After detailed analysis, PSCDCL decided to launch PBS scheme across:

  1. Enclosed area of Savitribai Pune University; and
  2. Open area of Aundh, Baner, Balewadi(ABD of Pune Smart City)

This allowed PSCDCL to understand the response and user behaviour, in both open and enclosed environments as well as test the technologies in different environments. In the first phase, 100 hightechnology bicycles were made available for rent at a nominal rate—Re 1 for 30 minutes.

The 0.75 km stretch of the pilot Smart City road in Aundh was selected as the launch site for the project. People can log on to the web portal of the technology provider (PEDL) and make cashless payments from their smartphones, locate the bicycle at their nearest station, and unlock a bicycle by scanning a QR code on its body. Phase Two: It hinges on the initial success of the project in terms of ridership. The PBS scheme was launched in the campuses of College of Agriculture, Pune. Up to 50 bicycles are available within the campus for the use of students, faculty and visitors. Furthermore, the service was also launched on Jangli Maharaja Road, Fergusson Road and in other parts of Shivajinagar, which are the busy retail and education hotspots of the city. Another bicycle sharing service (Chinese provider) was launched on 9 March, 2018 with 500 bicycles at Magarpatta City, which is the first smart township in India. Part of the PSCDCL’s implementation program for the Pune Smart City Mission, this model is unique and a successful collaboration between a government agency (PSCDCL) and private operators who provide the bicycles and technology infrastructure.

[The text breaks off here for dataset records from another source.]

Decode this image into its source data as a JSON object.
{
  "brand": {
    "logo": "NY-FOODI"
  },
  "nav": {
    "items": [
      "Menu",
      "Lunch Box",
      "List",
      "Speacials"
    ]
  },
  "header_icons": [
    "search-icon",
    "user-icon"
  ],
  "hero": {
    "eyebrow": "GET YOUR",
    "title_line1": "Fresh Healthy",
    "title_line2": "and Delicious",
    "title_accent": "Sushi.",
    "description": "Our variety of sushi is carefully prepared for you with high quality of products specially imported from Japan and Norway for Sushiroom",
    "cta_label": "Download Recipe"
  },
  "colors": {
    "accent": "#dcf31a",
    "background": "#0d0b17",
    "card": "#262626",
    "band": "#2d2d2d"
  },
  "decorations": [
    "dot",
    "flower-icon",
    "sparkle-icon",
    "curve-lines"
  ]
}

Early results and emerging best practices

A six-month report card of the scheme suggests that this initiative is timely and has been well-received by the citizens. The first week saw huge bookings. Until the end of March 2018, the combined trips undertaken by Punekars were enormous, making it a successful intervention in the area of mobility by PSCDCL. PSCDCL has already allocated a budget to develop the necessary PBS infrastructure, such as dedicated/ shared cycling tracks, parking locations, signage boards, advertisements to create awareness, and citizen engagement program. This is all aimed at boosting adoption of this unique scheme. Other cities like Varanasi, Kakinada, Chandigarh, Faridabad, Dharamsala, Chennai and more seeking a similar shift are in touch with Pune Smart City for the Public Bicycle Sharing programme. Discussions with the city of Varanasi are already at an advanced stage. Cognizant of the government’s ‘Make in India’ programme, PSCDCL is working with the operators in Varanasi Smart City to ensure that the cycles to be deployed in Varanasi and thereafter in other cities would be Make in India.